Streaks, whether hot hands or slumps, have fascinated fans throughout sport’s history. (No doubt there are petroglyphs somewhere recording the longest consecutive spearings of wooly mammoths!) Entire books are dedicated to the topic and many academics have spent years perfecting the calculation of some of the most standout streaky performances.
There is general agreement that one of the most miraculous displays of streakiness in sport was Joe DiMaggio’s 56-game hitting streak in the 1941 baseball season. In a 2009 article by statistician Don Chance (no, I’m not making this up), DiMaggio’s feat is estimated to have had a 1 in 3,650 probability of happening in his career, accounting for his batting average and hit opportunities.
With all the talk of streakiness in the tennis media of late, I was curious how much Djokovic’s achievement compares to the Yankee Clipper.
Taking a simple approach that treats Djokovic’s wins at the China Open as the outcomes of 28 tosses of a coin with probability $p_m$ on the $m$th match, we can estimate Djokovic’s achievement as the product of his probability of winning at the beginning of each of the 28 match-ups.
To estimate $p_m$, I computed Djokovic’s 9-month Pyhtagorean win expectation (based on the $BP^2$ model) and the same for his opponents. I then took 1 minus the ratio of these win expectations (a Bradley-Terry model) and add a correction factor so that the overall mean of Djokovic’s win probabilities equaled the mean of his $BP^2$ expectation.
Figure 1 shows how unlikely his China Open streak has become with each match. These are on the natural log scale so you would exponentiate each value to get the chance of the streak on the probability scale.
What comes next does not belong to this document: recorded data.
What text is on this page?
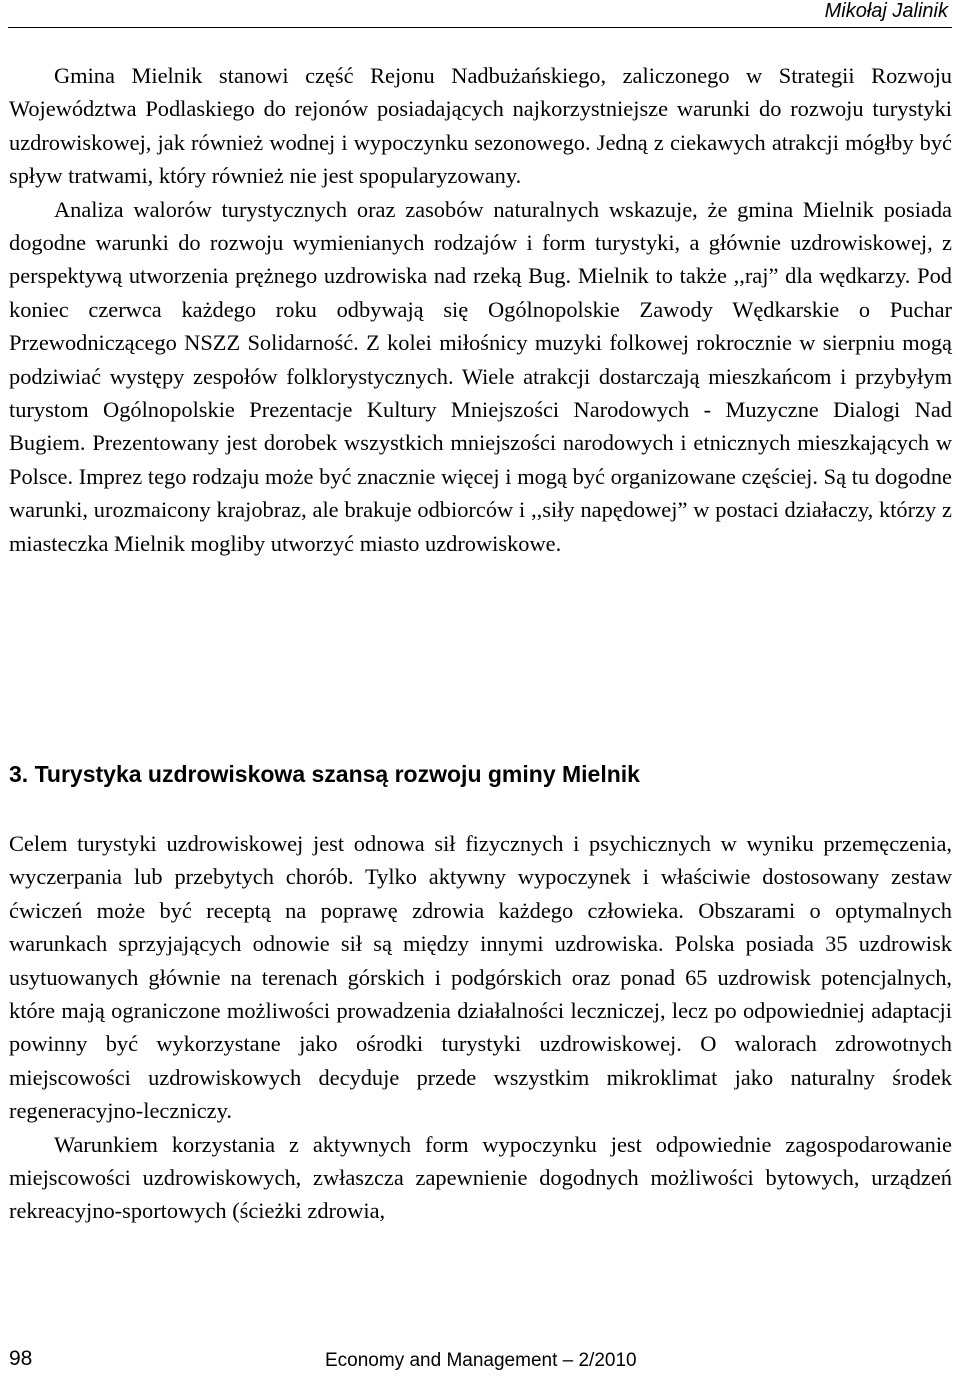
Mikołaj Jalinik

Gmina Mielnik stanowi część Rejonu Nadbużańskiego, zaliczonego w Strategii Rozwoju Województwa Podlaskiego do rejonów posiadających najkorzystniejsze warunki do rozwoju turystyki uzdrowiskowej, jak również wodnej i wypoczynku sezonowego. Jedną z ciekawych atrakcji mógłby być spływ tratwami, który również nie jest spopularyzowany.

Analiza walorów turystycznych oraz zasobów naturalnych wskazuje, że gmina Mielnik posiada dogodne warunki do rozwoju wymienianych rodzajów i form turystyki, a głównie uzdrowiskowej, z perspektywą utworzenia prężnego uzdrowiska nad rzeką Bug. Mielnik to także ,,raj” dla wędkarzy. Pod koniec czerwca każdego roku odbywają się Ogólnopolskie Zawody Wędkarskie o Puchar Przewodniczącego NSZZ Solidarność. Z kolei miłośnicy muzyki folkowej rokrocznie w sierpniu mogą podziwiać występy zespołów folklorystycznych. Wiele atrakcji dostarczają mieszkańcom i przybyłym turystom Ogólnopolskie Prezentacje Kultury Mniejszości Narodowych - Muzyczne Dialogi Nad Bugiem. Prezentowany jest dorobek wszystkich mniejszości narodowych i etnicznych mieszkających w Polsce. Imprez tego rodzaju może być znacznie więcej i mogą być organizowane częściej. Są tu dogodne warunki, urozmaicony krajobraz, ale brakuje odbiorców i ,,siły napędowej” w postaci działaczy, którzy z miasteczka Mielnik mogliby utworzyć miasto uzdrowiskowe.

3. Turystyka uzdrowiskowa szansą rozwoju gminy Mielnik

Celem turystyki uzdrowiskowej jest odnowa sił fizycznych i psychicznych w wyniku przemęczenia, wyczerpania lub przebytych chorób. Tylko aktywny wypoczynek i właściwie dostosowany zestaw ćwiczeń może być receptą na poprawę zdrowia każdego człowieka. Obszarami o optymalnych warunkach sprzyjających odnowie sił są między innymi uzdrowiska. Polska posiada 35 uzdrowisk usytuowanych głównie na terenach górskich i podgórskich oraz ponad 65 uzdrowisk potencjalnych, które mają ograniczone możliwości prowadzenia działalności leczniczej, lecz po odpowiedniej adaptacji powinny być wykorzystane jako ośrodki turystyki uzdrowiskowej. O walorach zdrowotnych miejscowości uzdrowiskowych decyduje przede wszystkim mikroklimat jako naturalny środek regeneracyjno-leczniczy.

Warunkiem korzystania z aktywnych form wypoczynku jest odpowiednie zagospodarowanie miejscowości uzdrowiskowych, zwłaszcza zapewnienie dogodnych możliwości bytowych, urządzeń rekreacyjno-sportowych (ścieżki zdrowia,

98	Economy and Management – 2/2010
For example, with his 2013 win over Rafael Nadal, Djokovic earned his 19th consecutive win at the tournament and raised the surprise factor to a probability of 3%. With his 28th win, his streak now has a probability of 0.6%.
Given an average match win probability of 84% at Beijing, a rough calculation would suggest that Djokovic would have to win 18 more consecutive matches (basically, 4 more perfect tournament appearances) at the China Open to beat Joltin' Joe’s record.
But there is another record Djokovic is known for that could contend with the 56-hit phenomenon. This is Djokovic’s 43-match winning streak that began with straight wins at the 2010 Davis Cup Final against France and continued thru the 2011 season until he lost to Roger Federer in the semifinals of the French Open. Figure 2 shows the streak probability progression using the same approach as described above (Note that walkovers, like Djokovic’s advance to the semis at Roland Garros due to Fabio Fognini’s withdrawal from the quarterfinal, are excluded). This shows that beating Richard Gasquet on red clay and earning the 43rd win of the streak brought the chance of his run to 0.05%—a likelihood approaching impossibility but still nearly two-fold more likely than Joe’s run.
The fact that the numbers tell us that Djokovic’s streak falls short of DiMaggio’s might seem surprising considering that Joe only had to get one hit each game and not consecutive hits. But we have to remember that hits are much harder to come by in baseball, where a “good hitter” is getting as few as 3 hits of every 10 at bats. In tennis, the tournaments stack the cards much more in favor of the higher ranked players with the way seeds are separated in the draws, making early round wins a near certainty for the best players in many cases.
Still, to catch Joe, Djokovic would have had to continue his run for only 4 more matches. And the way he has been playing this season, he might just catch him yet.